Muito do que virá nos parágrafos abaixo vem de mails que
troquei com amigos, conversando sobre “Porto dos mortos” (2008). Dei uma certa
editada, mas preferi manter o tom mais coloquial da correspondência.
Uma coisa
que admiro muito no filme é que o Davi soube construir uma atmosfera, um clima
de suspense, no sentido de haver um crescendo de situações que levam a um
clímax de ação ou de violência. Claro que essa construção, às vezes, não é 100%
- em alguns momentos, as coisas ficam meio arrastadas. Isso não quer dizer,
entretanto, que se trata de um filme hermético ou cabeça, como muito andou se
propagando. O que talvez tenha irritado algumas pessoas que viram o filme (de
acordo com observações que colhi na internet) é que o filme não seja tão direto
(no sentido de ser um filme de zumbi tradicional) ou caia numa paródia. Algumas
seqüências são efetivamente assustadoras, principalmente aquela da menina que
entra num local onde há três zumbis. Aquilo ali tem um puta clima de horror
mesmo.
O roteiro tem uma certa impressão de atirar
para todos os lados: há elementos de filme de zumbi, de filmes de possessão, de
produções apocalípticas na linha Mad Max, até daqueles de ataques mentais (no
estilo de algumas obras do Cronenberg – de certa forma, remete à “Combate”,
curta anterior do próprio Davi), e até um pouco de uma verborragia típica de
produções independentes norte-americana (a grosso modo, meio na linha dos
primeiros filmes do Kevin Smith). Acho que essa profusão de referências tira o
filme do lugar comum, pois abre espaço para muitas situações inusitadas, e que
em boa parte das vezes funcionam. Aliás, gosto dos diálogos do filme. Eles
fogem do naturalismo fácil, e partem para um lado mais icônico, meio simbólico.

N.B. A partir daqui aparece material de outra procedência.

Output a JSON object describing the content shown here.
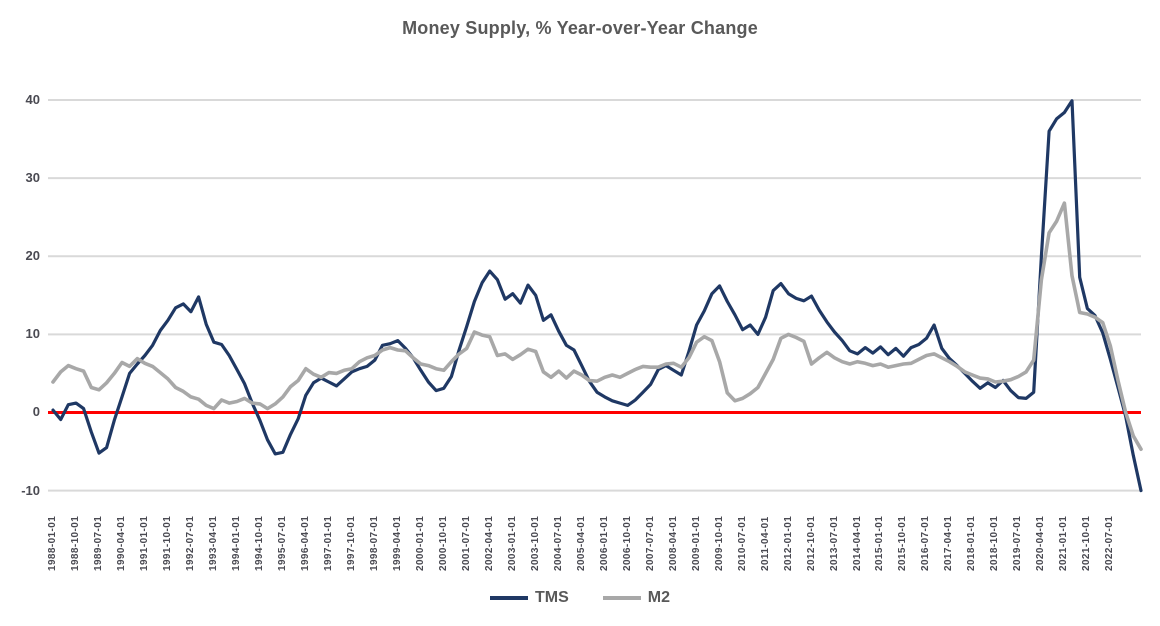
{
  "chart_data": {
    "type": "line",
    "title": "Money Supply, % Year-over-Year Change",
    "xlabel": "",
    "ylabel": "",
    "ylim": [
      -10,
      40
    ],
    "yticks": [
      40,
      30,
      20,
      10,
      0,
      -10
    ],
    "grid": true,
    "legend_position": "bottom",
    "x_start": "1988-01-01",
    "x_end": "2023-07-01",
    "x_interval_months": 3,
    "x_labels": [
      "1988-01-01",
      "1988-10-01",
      "1989-07-01",
      "1990-04-01",
      "1991-01-01",
      "1991-10-01",
      "1992-07-01",
      "1993-04-01",
      "1994-01-01",
      "1994-10-01",
      "1995-07-01",
      "1996-04-01",
      "1997-01-01",
      "1997-10-01",
      "1998-07-01",
      "1999-04-01",
      "2000-01-01",
      "2000-10-01",
      "2001-07-01",
      "2002-04-01",
      "2003-01-01",
      "2003-10-01",
      "2004-07-01",
      "2005-04-01",
      "2006-01-01",
      "2006-10-01",
      "2007-07-01",
      "2008-04-01",
      "2009-01-01",
      "2009-10-01",
      "2010-07-01",
      "2011-04-01",
      "2012-01-01",
      "2012-10-01",
      "2013-07-01",
      "2014-04-01",
      "2015-01-01",
      "2015-10-01",
      "2016-07-01",
      "2017-04-01",
      "2018-01-01",
      "2018-10-01",
      "2019-07-01",
      "2020-04-01",
      "2021-01-01",
      "2021-10-01",
      "2022-07-01"
    ],
    "zero_line": {
      "value": 0,
      "color": "#ff0000"
    },
    "colors": {
      "gridline": "#d9d9d9",
      "title_text": "#595959",
      "axis_text": "#4a4a52"
    },
    "series": [
      {
        "name": "TMS",
        "color": "#1f3864",
        "values": [
          0.3,
          -0.9,
          1.0,
          1.2,
          0.5,
          -2.5,
          -5.2,
          -4.5,
          -1.0,
          2.0,
          5.0,
          6.2,
          7.3,
          8.6,
          10.5,
          11.8,
          13.4,
          13.9,
          12.9,
          14.8,
          11.3,
          9.0,
          8.7,
          7.3,
          5.5,
          3.7,
          1.2,
          -1.0,
          -3.5,
          -5.3,
          -5.1,
          -2.8,
          -0.8,
          2.2,
          3.8,
          4.4,
          3.9,
          3.4,
          4.3,
          5.2,
          5.6,
          5.9,
          6.7,
          8.6,
          8.8,
          9.2,
          8.2,
          7.0,
          5.4,
          3.9,
          2.8,
          3.1,
          4.6,
          8.0,
          11.0,
          14.2,
          16.6,
          18.1,
          17.0,
          14.5,
          15.2,
          14.0,
          16.3,
          15.0,
          11.8,
          12.5,
          10.4,
          8.6,
          8.0,
          6.0,
          4.0,
          2.6,
          2.0,
          1.5,
          1.2,
          0.9,
          1.6,
          2.6,
          3.6,
          5.5,
          6.0,
          5.4,
          4.8,
          7.8,
          11.2,
          13.0,
          15.2,
          16.2,
          14.2,
          12.5,
          10.6,
          11.2,
          10.0,
          12.2,
          15.6,
          16.5,
          15.2,
          14.6,
          14.3,
          14.9,
          13.1,
          11.6,
          10.3,
          9.2,
          7.9,
          7.5,
          8.3,
          7.6,
          8.4,
          7.4,
          8.2,
          7.2,
          8.3,
          8.7,
          9.5,
          11.2,
          8.2,
          6.9,
          6.0,
          5.0,
          4.0,
          3.1,
          3.8,
          3.2,
          4.1,
          2.8,
          1.9,
          1.8,
          2.6,
          20.0,
          36.0,
          37.6,
          38.4,
          39.9,
          17.3,
          13.3,
          12.4,
          10.2,
          6.8,
          3.2,
          -0.5,
          -5.5,
          -10.0
        ]
      },
      {
        "name": "M2",
        "color": "#a8a8a8",
        "values": [
          3.9,
          5.2,
          6.0,
          5.6,
          5.3,
          3.2,
          2.9,
          3.8,
          5.0,
          6.4,
          5.9,
          6.9,
          6.3,
          5.9,
          5.1,
          4.3,
          3.2,
          2.7,
          2.0,
          1.7,
          0.9,
          0.5,
          1.6,
          1.2,
          1.4,
          1.8,
          1.2,
          1.1,
          0.5,
          1.1,
          2.0,
          3.3,
          4.1,
          5.6,
          4.9,
          4.5,
          5.1,
          5.0,
          5.4,
          5.6,
          6.5,
          7.0,
          7.3,
          8.0,
          8.3,
          8.0,
          7.9,
          7.0,
          6.2,
          6.0,
          5.6,
          5.4,
          6.5,
          7.5,
          8.2,
          10.3,
          9.9,
          9.7,
          7.3,
          7.5,
          6.8,
          7.4,
          8.1,
          7.8,
          5.2,
          4.5,
          5.3,
          4.4,
          5.3,
          4.8,
          4.1,
          4.0,
          4.5,
          4.8,
          4.5,
          5.0,
          5.5,
          5.9,
          5.8,
          5.8,
          6.2,
          6.3,
          5.8,
          7.0,
          9.0,
          9.7,
          9.2,
          6.5,
          2.5,
          1.5,
          1.8,
          2.4,
          3.2,
          5.0,
          6.8,
          9.5,
          10.0,
          9.6,
          9.1,
          6.2,
          7.0,
          7.7,
          7.0,
          6.5,
          6.2,
          6.5,
          6.3,
          6.0,
          6.2,
          5.8,
          6.0,
          6.2,
          6.3,
          6.8,
          7.3,
          7.5,
          7.0,
          6.5,
          5.9,
          5.2,
          4.8,
          4.4,
          4.3,
          3.9,
          4.0,
          4.2,
          4.6,
          5.2,
          6.7,
          17.0,
          23.0,
          24.5,
          26.8,
          17.5,
          12.8,
          12.6,
          12.2,
          11.5,
          8.5,
          4.1,
          0.0,
          -3.0,
          -4.7
        ]
      }
    ]
  }
}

A fotografia do filme representa um
trabalho ousado e bem feito. Tem movimentos de câmera e enquadramentos
criativos, a iluminação busca uns tons que fogem do habitual, dá para perceber
um cuidado especial na concepção visual em geral. Acho muito interessante a
disposição dos atores e objetos em cenas, no sentido de posicionamento mesmo, dá
para sentir que teve uma preocupação em dar até uma dimensão épica/barroca para
a coisa toda.
Trabalho de trucagem muito eficiente,
parabéns para o Kapel, é raro a gente ver cenas de ação com tiroteio que sejam
convincentes.
A famigerada questão da dublagem: acho que
o que era uma limitação técnica (a falta de condições de ter uma captação de
som razoável) acabou funcionando como um belo truque estético de “Porto dos
mortos”. A dublagem acentua o lado de estilização forte que o filme tem e
valoriza os diálogos do roteiro. E não considero um “defeito” essa variação de
percepção de quando é dublado ou não. Na realidade, boa parte das produções
italianas e brasileiras até metade dos anos 80 se valia de dublagens e isso não
era um fator impeditivo para apreciação dos filmes. Por vezes, essa “limitação”
até possibilitava vôos criativos para os filmes (e que é o que acontece no
filme do Davi). Além da questão da dublagem, considero que o trabalho de edição
de som do filme é muito bom, é só ver, por exemplo, o barulho que aquele carro
faz, o negócio fica ressoando na cabeça.
Sobre o elenco, no geral, o desempenho é
eficiente. O Rafael Tombini tem uma atuação muito interessante, pois a gente vê
que ele é meio desajeitado para desempenhar um protagonista
durão, mas essa falta de jeito justamente dá um certo charme para o personagem.
No mais, o Álvaro Rosa Costa faz um bom trabalho, o guri metido a engraçadinho
que leva um tiro na cabeça e a menina que faz o vilão estão muito bem no filme.
E mesmo quando os atores não são muito expressivos, dá para perceber que eles
conseguem ter uma presença de cena razoável (como o japonês do início, o cara
do arco e flecha e aquele outro que fica tocando aquela flautinha).